Con su innegable habilidad para cambiar la conversación, López Obrador ha abierto un nuevo frente. Le permitirá restarle atención al coronavirus, al engaño del acuerdo de la OPEP, a la hecatombe económica y a la desaparición de casi todo su gabinete. Se trata de la revocación de mandato, y de su propuesta de adelantarla para 2021.
Aunque no me gusta el principio, desde que se empezó a hablar de una reforma constitucional para introducir la revocación de mandato en México, siempre la vi con buenos ojos. Por una sencilla razón: estaba convencido que aún realizándose en julio de 2021, coincidiendo con las elecciones de medio período, se le podía ganar a López Obrador. Cuando muchos procuraron convencer a los senadores del PRI, quienes tenían —y tienen— la sartén por el mango, que impidieran su aprobación, me permití comentar con algunos de ellos que al contrario, debieran permitirla, sin la simultaneidad con las elecciones legislativas.
Ahora parece que López Obrador nos da la razón a quienes pensamos así; huelga decir que no soy el único. Al proponer que se adelante el acontecimiento del 21 de marzo de 2022 a principios de julio del año entrante, revela sus temores profundos y su clara conciencia de cómo van las cosas. A las ventajas intrínsecas de la revocación para cualquier oposición, se suman ahora las desventajas para un gobernante en funciones con una gestión desastrosa.
Ilustración: Víctor Solís
Toda votación binaria —revocación, referéndum, plebiscito— unifica a la oposición. Cuando ésta se muestra dividida, como es el caso en México, le permite converger sin ponerse de acuerdo en candidatos o programa: sólo en el “No”. Es lo que sucedió en Chile en 1988, ya de cierta manera con el Brexit en el Reino Unido. En México, PAN, PRI, MC, PRD y quizás algunos otros, no se verán obligados a entenderse sobre lo que viene después.

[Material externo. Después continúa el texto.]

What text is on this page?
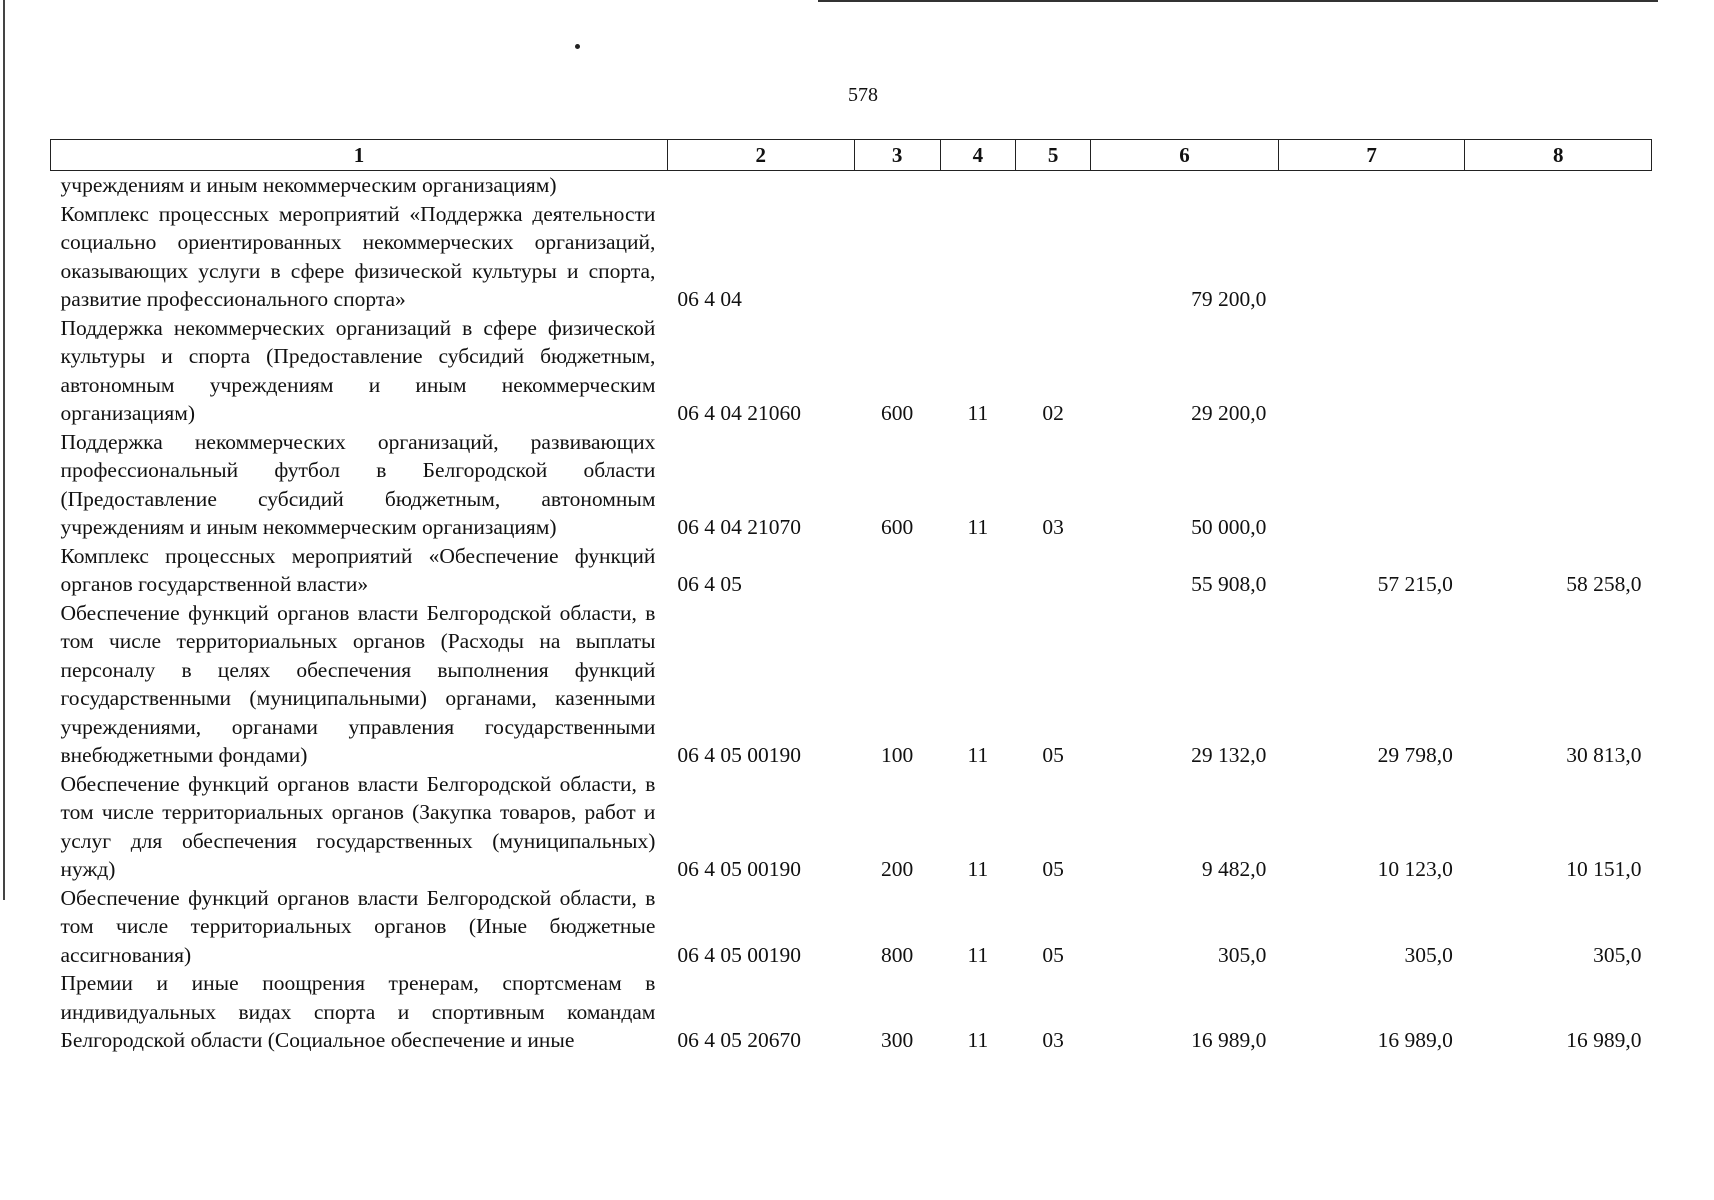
578
1	2	3	4	5	6	7	8
учреждениям и иным некоммерческим организациям)							
Комплекс процессных мероприятий «Поддержка деятельности социально ориентированных некоммерческих организаций, оказывающих услуги в сфере физической культуры и спорта, развитие профессионального спорта»	06 4 04				79 200,0		
Поддержка некоммерческих организаций в сфере физической культуры и спорта (Предоставление субсидий бюджетным, автономным учреждениям и иным некоммерческим организациям)	06 4 04 21060	600	11	02	29 200,0		
Поддержка некоммерческих организаций, развивающих профессиональный футбол в Белгородской области (Предоставление субсидий бюджетным, автономным учреждениям и иным некоммерческим организациям)	06 4 04 21070	600	11	03	50 000,0		
Комплекс процессных мероприятий «Обеспечение функций органов государственной власти»	06 4 05				55 908,0	57 215,0	58 258,0
Обеспечение функций органов власти Белгородской области, в том числе территориальных органов (Расходы на выплаты персоналу в целях обеспечения выполнения функций государственными (муниципальными) органами, казенными учреждениями, органами управления государственными внебюджетными фондами)	06 4 05 00190	100	11	05	29 132,0	29 798,0	30 813,0
Обеспечение функций органов власти Белгородской области, в том числе территориальных органов (Закупка товаров, работ и услуг для обеспечения государственных (муниципальных) нужд)	06 4 05 00190	200	11	05	9 482,0	10 123,0	10 151,0
Обеспечение функций органов власти Белгородской области, в том числе территориальных органов (Иные бюджетные ассигнования)	06 4 05 00190	800	11	05	305,0	305,0	305,0
Премии и иные поощрения тренерам, спортсменам в индивидуальных видах спорта и спортивным командам Белгородской области (Социальное обеспечение и иные	06 4 05 20670	300	11	03	16 989,0	16 989,0	16 989,0
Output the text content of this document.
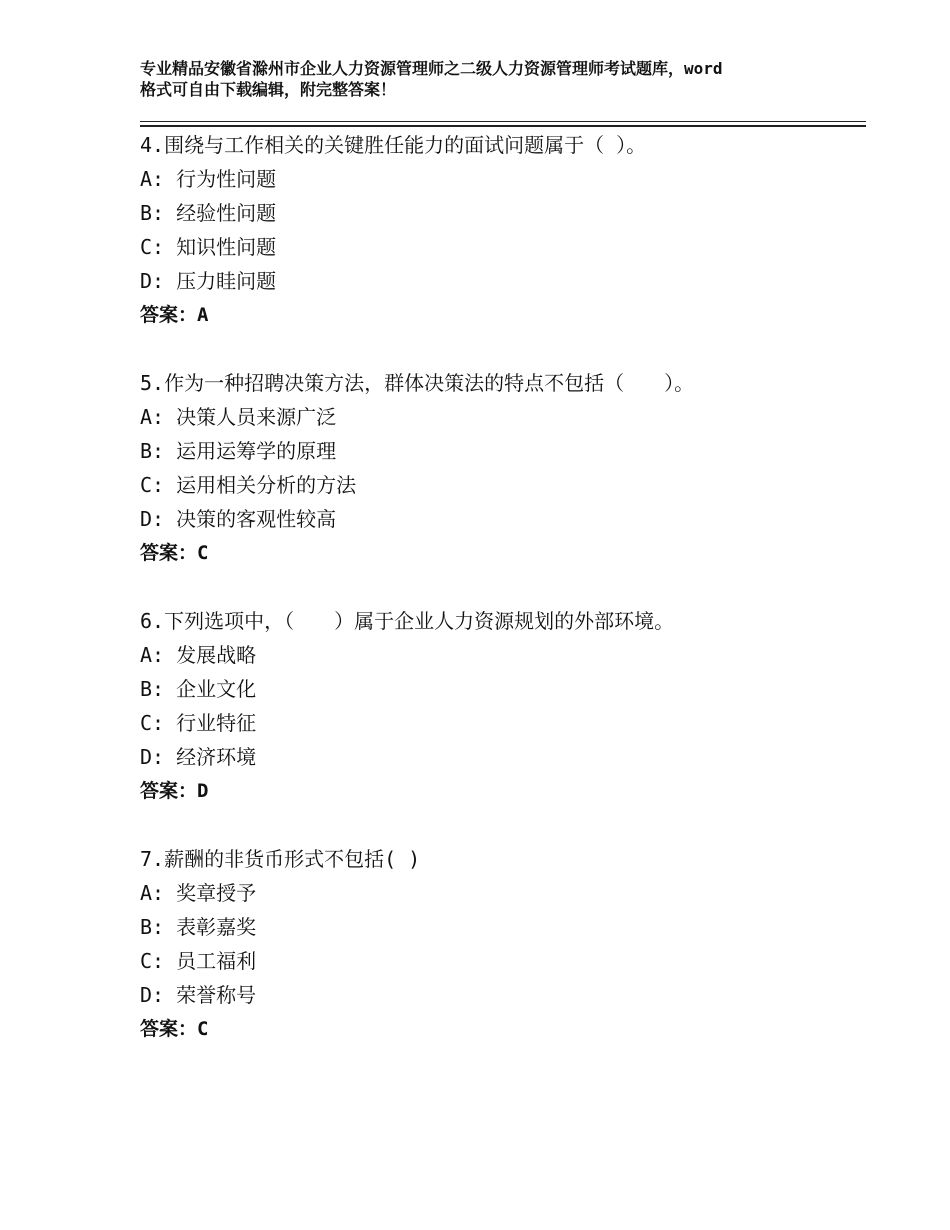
专业精品安徽省滁州市企业人力资源管理师之二级人力资源管理师考试题库，word
格式可自由下载编辑，附完整答案！
4.围绕与工作相关的关键胜任能力的面试问题属于（ ）。
A: 行为性问题
B: 经验性问题
C: 知识性问题
D: 压力眭问题
答案：A
5.作为一种招聘决策方法，群体决策法的特点不包括（　　）。
A: 决策人员来源广泛
B: 运用运筹学的原理
C: 运用相关分析的方法
D: 决策的客观性较高
答案：C
6.下列选项中，（　　）属于企业人力资源规划的外部环境。
A: 发展战略
B: 企业文化
C: 行业特征
D: 经济环境
答案：D
7.薪酬的非货币形式不包括( )
A: 奖章授予
B: 表彰嘉奖
C: 员工福利
D: 荣誉称号
答案：C
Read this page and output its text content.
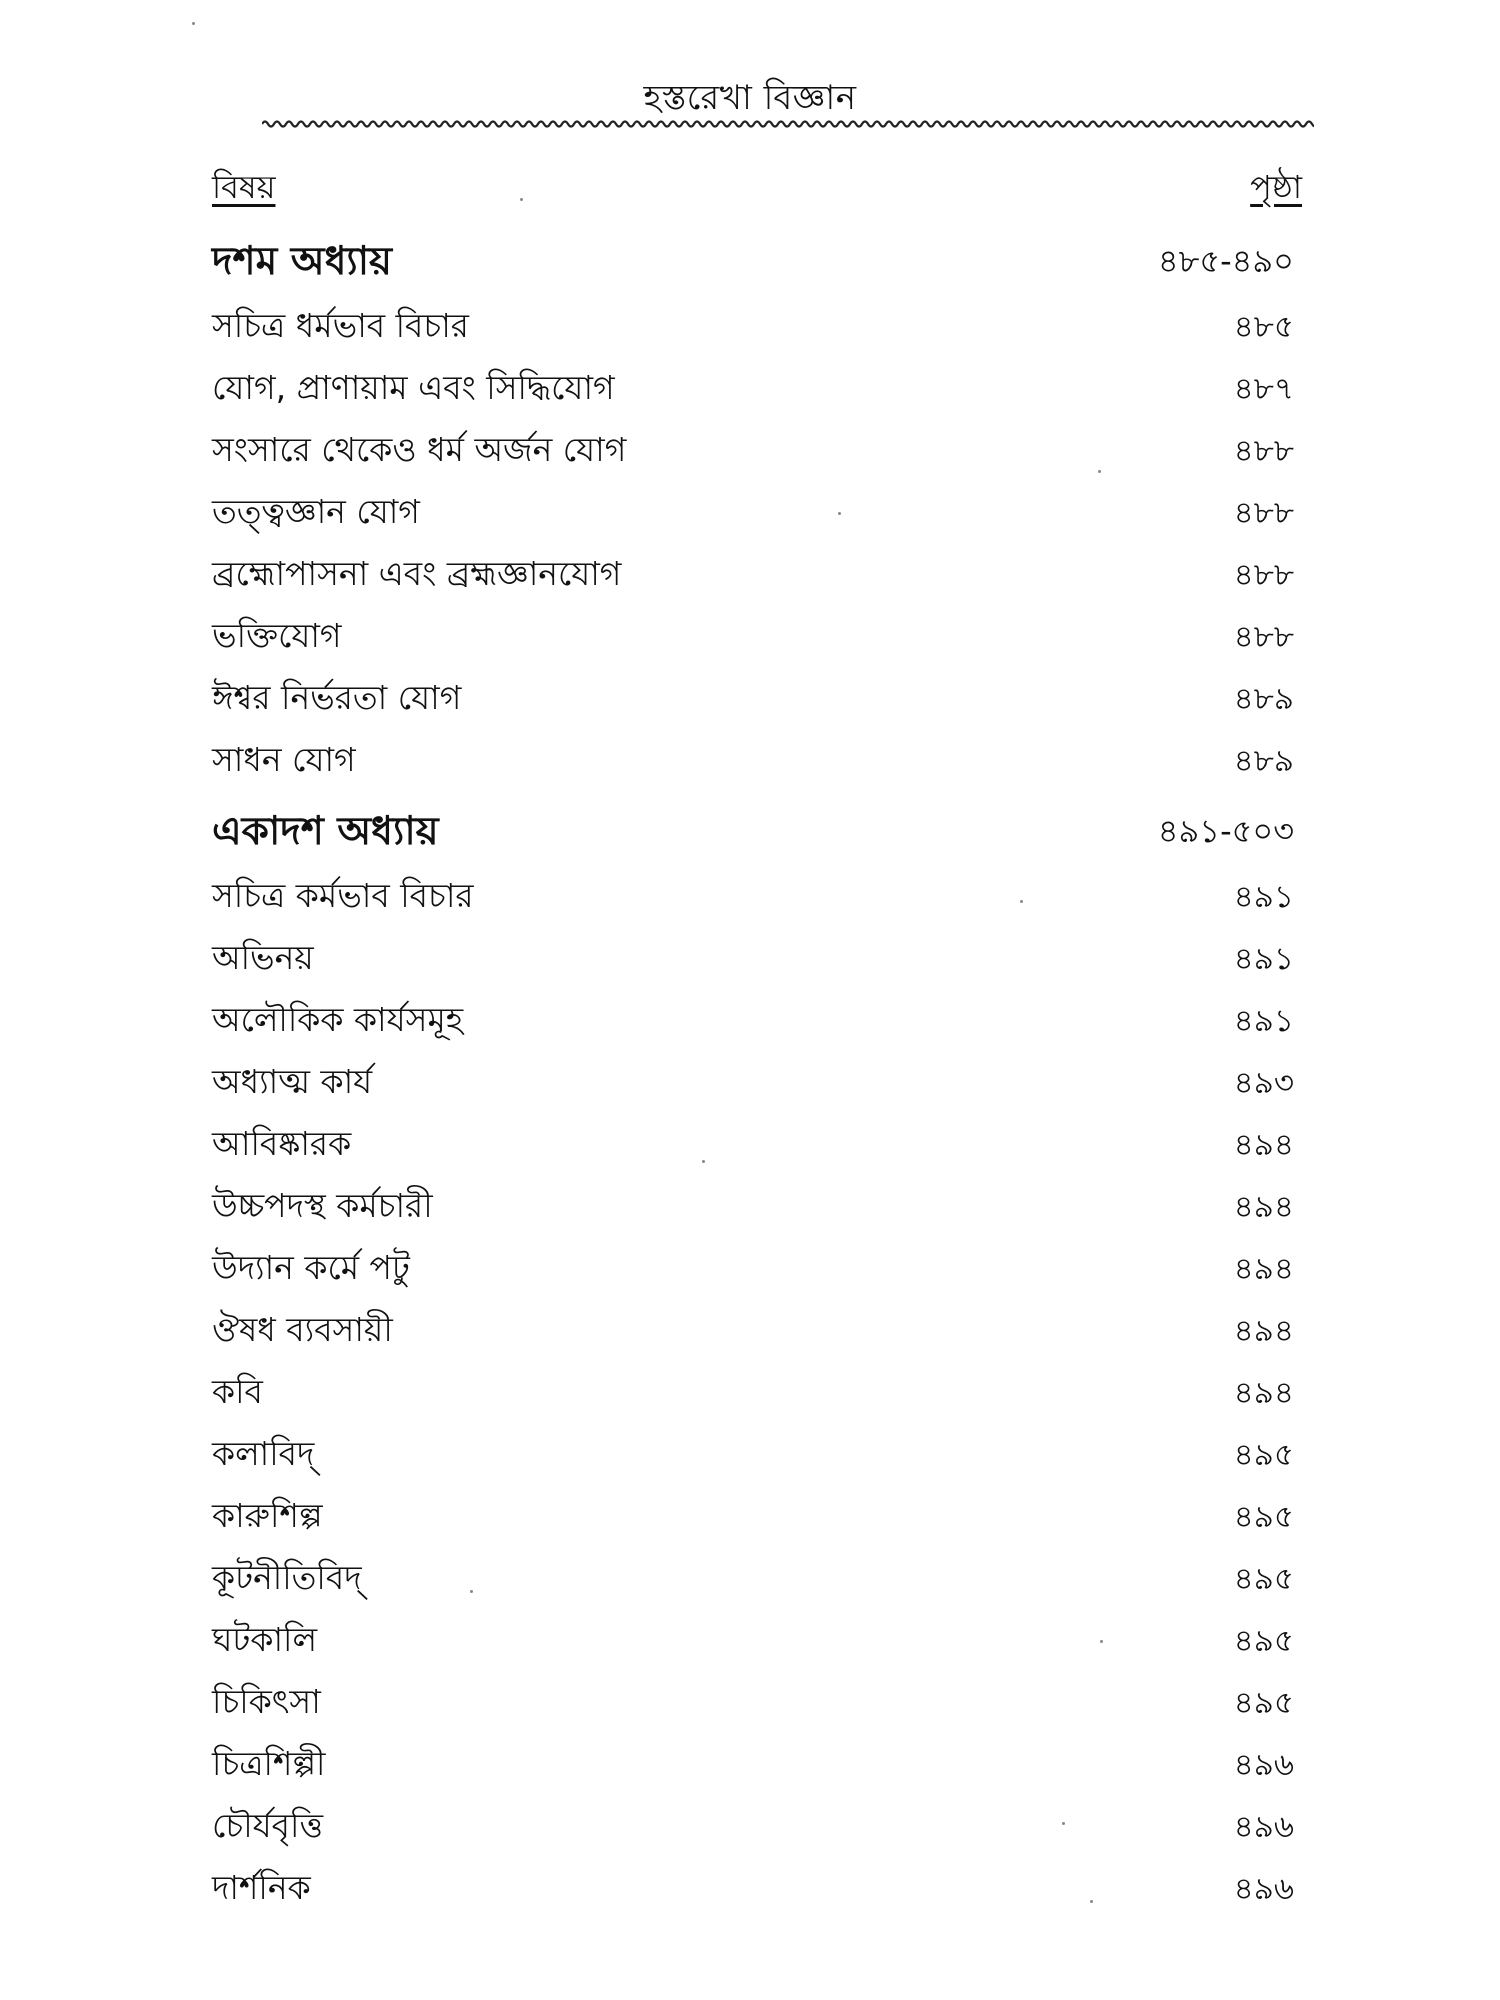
হস্তরেখা বিজ্ঞান
বিষয়	পৃষ্ঠা
দশম অধ্যায়	৪৮৫-৪৯০
সচিত্র ধর্মভাব বিচার	৪৮৫
যোগ, প্রাণায়াম এবং সিদ্ধিযোগ	৪৮৭
সংসারে থেকেও ধর্ম অর্জন যোগ	৪৮৮
তত্ত্বজ্ঞান যোগ	৪৮৮
ব্রহ্মোপাসনা এবং ব্রহ্মজ্ঞানযোগ	৪৮৮
ভক্তিযোগ	৪৮৮
ঈশ্বর নির্ভরতা যোগ	৪৮৯
সাধন যোগ	৪৮৯
একাদশ অধ্যায়	৪৯১-৫০৩
সচিত্র কর্মভাব বিচার	৪৯১
অভিনয়	৪৯১
অলৌকিক কার্যসমূহ	৪৯১
অধ্যাত্ম কার্য	৪৯৩
আবিষ্কারক	৪৯৪
উচ্চপদস্থ কর্মচারী	৪৯৪
উদ্যান কর্মে পটু	৪৯৪
ঔষধ ব্যবসায়ী	৪৯৪
কবি	৪৯৪
কলাবিদ্	৪৯৫
কারুশিল্প	৪৯৫
কূটনীতিবিদ্	৪৯৫
ঘটকালি	৪৯৫
চিকিৎসা	৪৯৫
চিত্রশিল্পী	৪৯৬
চৌর্যবৃত্তি	৪৯৬
দার্শনিক	৪৯৬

Únicamente les corresponderá compartir el deseo de que AMLO se vaya.
Pero a partir del desplome de la economía, en parte por el coronavirus, en parte por la incompetencia del gobierno, López Obrador sabe que si sus niveles de aprobación hoy se deterioraran de manera vertiginosa, para principios de 2022 se encontrarán en los suelos.
Hoy ve las mismas encuestas públicas que todos nosotros, y además escudriña las suyas, que sólo ven sus colaboradores más cercanos. Sabe que la tendencia es inconfundible, y que lo seguirá siendo. Aunque aparente no hacer caso de las previsiones económicas, sabe asimismo que a duras penas el año entrante se recuperará la mitad del derrumbe de este año, y que para la primavera del 2022 el empleo, el ingreso, el gasto público, el turismo y las remesas —sin hablar ya del petróleo— difícilmente alcanzarán los niveles previos a la debacle.
Hoy todavía la ganaría, aunque no se por cuanto. Dentro de un año, lo dudo. Dentro de casi dos, apuesto a que no. Su mayor esperanza radicaría en la inercia, y en el supuesto éxito de su manejo de la pandemia. Podría presumir pocas —anormalmente pocas— muertes, un número limitado de contagios, y una saturación aceptable de instituciones de salud. Pero intuye que para el 2022, ni todo se verá igual, ni bastará este aparente éxito para compensar por el desastre económico.
Y en alguna parte, López Obrador presiente que hay una gran contradicción en sus cuentas. Quizás por el pensamiento mágico, o por los amuletos, o por los genes mexicanos, hasta hoy la pandemia ha golpeado poco a México: mucho menos que a otros países. Pero pagaremos un costo económico mucho más elevado que otros países. Entonces la gran pregunta será si valió la pena. No sé si la respuesta obvia —hubo menos muertes porque se cerró a tiempo la economía— despeja la interrogante que muchos se formularán: si éramos tan especiales los mexicanos, ¿por qué al final de cuentas, hicimos lo mismo que los demás?